Долгое, задумчивое молчание.
– Иногда.
Следующей ночью, хотя мне было страшно, я признался:
– Я еще ни разу… ну, ты понимаешь.
– Что?
– Ты понимаешь…
В темноте я увидел, как он выпрямился и сел на кровати.
– Никогда ничем не занимался? – спросил он.
Наверное, не стоило считать мальчика, с которым я «случайно» встречался в туалете или в уголке пустой библиотеки. Того, кто сидел за мной на математике и клал руку мне на бедро, не слишком заинтересованный в тайнах тригонометрии. Дома я дружил только с Ленни, а он почти не говорил ни о девушках, ни с девушками. Так что я не стал рассказывать ему о подруге сестры, о том, как она наклонялась ко мне, когда я сидел за письменным столом: какой хороший мальчик, все время читаешь… – и мне открывалось ее декольте. Как она невзначай касалась моей руки, моего плеча, если мы сталкивались в кухне, в коридоре.
В колледже я тоже всегда был один. Неловкий. Испуганный. Неуверенный. Было слишком много незаметных, негласных правил, которым требовалось следовать. Мне вспомнился Адхир. Говномес. Что сделал бы Калсанг, если бы я ему рассказал? Тоже попросил бы переселить его из нашей комнаты?
– Так, значит, ничего? – повторил он.
– Нет.
Повисло глубокое, многозначительное молчание. Наконец его голос прорвал темноту:
– Это нормально, чувак. Говорят, чем дольше ждешь, тем потом круче.

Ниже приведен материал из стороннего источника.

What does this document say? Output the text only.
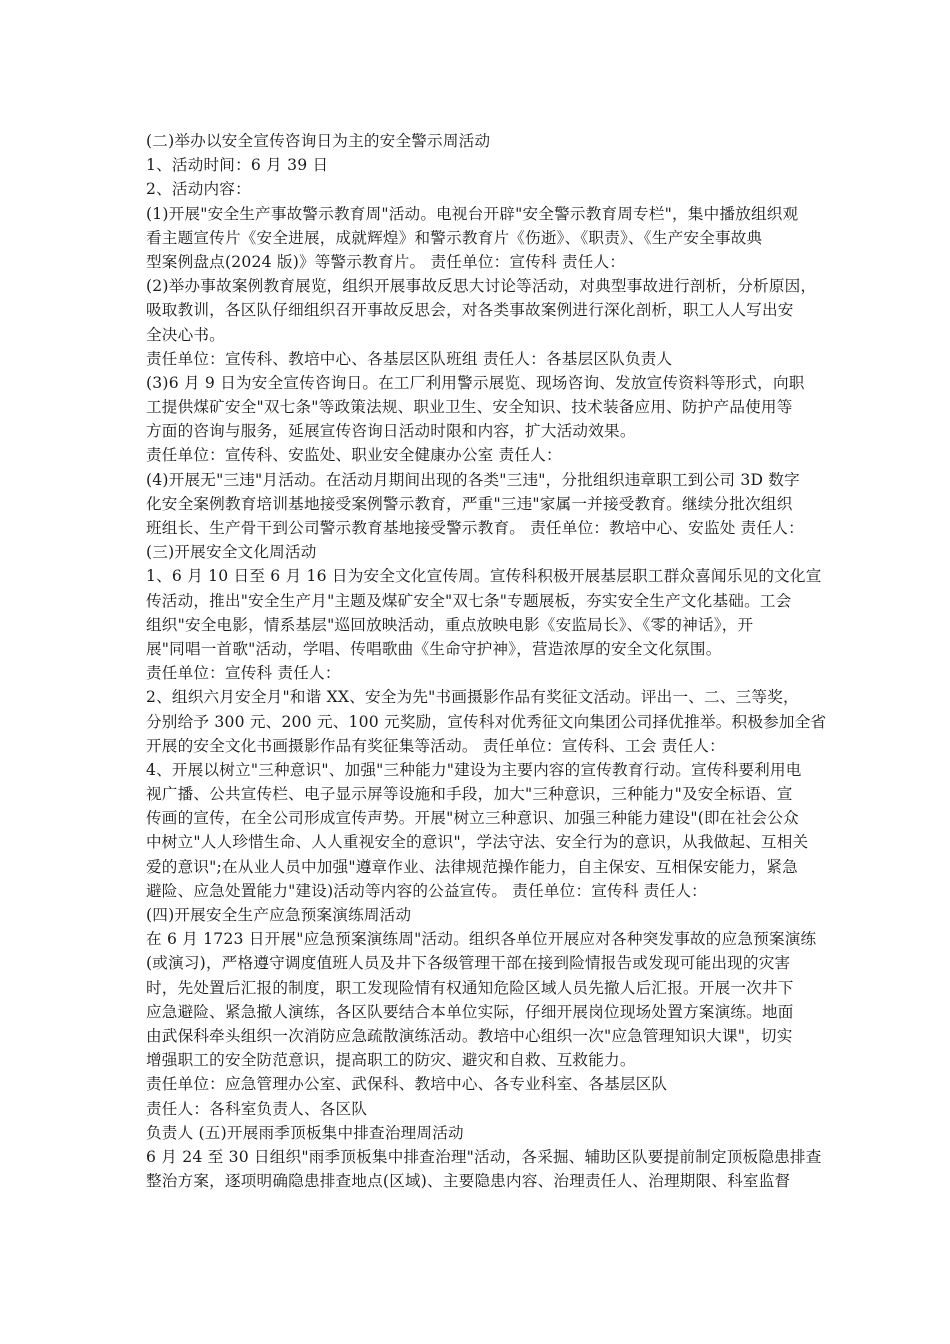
(二)举办以安全宣传咨询日为主的安全警示周活动
1、活动时间：6 月 39 日
2、活动内容：
(1)开展"安全生产事故警示教育周"活动。电视台开辟"安全警示教育周专栏"，集中播放组织观
看主题宣传片《安全进展，成就辉煌》和警示教育片《伤逝》、《职责》、《生产安全事故典
型案例盘点(2024 版)》等警示教育片。 责任单位：宣传科 责任人：
(2)举办事故案例教育展览，组织开展事故反思大讨论等活动，对典型事故进行剖析，分析原因，
吸取教训，各区队仔细组织召开事故反思会，对各类事故案例进行深化剖析，职工人人写出安
全决心书。
责任单位：宣传科、教培中心、各基层区队班组 责任人：各基层区队负责人
(3)6 月 9 日为安全宣传咨询日。在工厂利用警示展览、现场咨询、发放宣传资料等形式，向职
工提供煤矿安全"双七条"等政策法规、职业卫生、安全知识、技术装备应用、防护产品使用等
方面的咨询与服务，延展宣传咨询日活动时限和内容，扩大活动效果。
责任单位：宣传科、安监处、职业安全健康办公室 责任人：
(4)开展无"三违"月活动。在活动月期间出现的各类"三违"，分批组织违章职工到公司 3D 数字
化安全案例教育培训基地接受案例警示教育，严重"三违"家属一并接受教育。继续分批次组织
班组长、生产骨干到公司警示教育基地接受警示教育。 责任单位：教培中心、安监处 责任人：
(三)开展安全文化周活动
1、6 月 10 日至 6 月 16 日为安全文化宣传周。宣传科积极开展基层职工群众喜闻乐见的文化宣
传活动，推出"安全生产月"主题及煤矿安全"双七条"专题展板，夯实安全生产文化基础。工会
组织"安全电影，情系基层"巡回放映活动，重点放映电影《安监局长》、《零的神话》，开
展"同唱一首歌"活动，学唱、传唱歌曲《生命守护神》，营造浓厚的安全文化氛围。
责任单位：宣传科 责任人：
2、组织六月安全月"和谐 XX、安全为先"书画摄影作品有奖征文活动。评出一、二、三等奖，
分别给予 300 元、200 元、100 元奖励，宣传科对优秀征文向集团公司择优推举。积极参加全省
开展的安全文化书画摄影作品有奖征集等活动。 责任单位：宣传科、工会 责任人：
4、开展以树立"三种意识"、加强"三种能力"建设为主要内容的宣传教育行动。宣传科要利用电
视广播、公共宣传栏、电子显示屏等设施和手段，加大"三种意识，三种能力"及安全标语、宣
传画的宣传，在全公司形成宣传声势。开展"树立三种意识、加强三种能力建设"(即在社会公众
中树立"人人珍惜生命、人人重视安全的意识"，学法守法、安全行为的意识，从我做起、互相关
爱的意识";在从业人员中加强"遵章作业、法律规范操作能力，自主保安、互相保安能力，紧急
避险、应急处置能力"建设)活动等内容的公益宣传。 责任单位：宣传科 责任人：
(四)开展安全生产应急预案演练周活动
在 6 月 1723 日开展"应急预案演练周"活动。组织各单位开展应对各种突发事故的应急预案演练
(或演习)，严格遵守调度值班人员及井下各级管理干部在接到险情报告或发现可能出现的灾害
时，先处置后汇报的制度，职工发现险情有权通知危险区域人员先撤人后汇报。开展一次井下
应急避险、紧急撤人演练，各区队要结合本单位实际，仔细开展岗位现场处置方案演练。地面
由武保科牵头组织一次消防应急疏散演练活动。教培中心组织一次"应急管理知识大课"，切实
增强职工的安全防范意识，提高职工的防灾、避灾和自救、互救能力。
责任单位：应急管理办公室、武保科、教培中心、各专业科室、各基层区队
责任人：各科室负责人、各区队
负责人 (五)开展雨季顶板集中排查治理周活动
6 月 24 至 30 日组织"雨季顶板集中排查治理"活动，各采掘、辅助区队要提前制定顶板隐患排查
整治方案，逐项明确隐患排查地点(区域)、主要隐患内容、治理责任人、治理期限、科室监督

Его слова не могли, конечно, быть правдой ни в этом мире, ни в ином, но вот почему мне нравился Калсанг. Он был удивительно позитивен.
Вероятно, чтобы изменить печальные обстоятельства моей интимной жизни, он начал приглашать меня на вечеринки за пределами колледжа. Но безрезультатно. В основном это были большие сборища – огромные толпы незнакомцев, друзья друзей друзей, – и я уклонялся. И все же в этом было своего рода освобождение. Студенты с окраин, жившие в городе, обретали новую безудержную свободу. Это не могло длиться вечно, но страна менялась. Она раскрывала свои объятия – многорукие, как изображения индуистских богинь, висевших в авторикшах и магазинах, – миру, принимая политику завтрашнего дня. Ту, которая принесла на наши рынки кока-колу, а в наши дома – MTV и Hallmark, ту, которая отпечатала Levi’s на наших задницах. Якобы это была «свобода выбора». И она проникла в нашу студенческую комнату с ее шаткими деревянными столами и голыми лампами, смятыми простынями и стульями без спинок, покрытыми вечным слоем пыли. Мы могли, если хотели, отправиться в другое место, яркое и блестящее. Туда, где все одевались, как люди из телевизора, и танцевали под новейшую музыку, и считали, что из-за всего этого им невероятно повезло.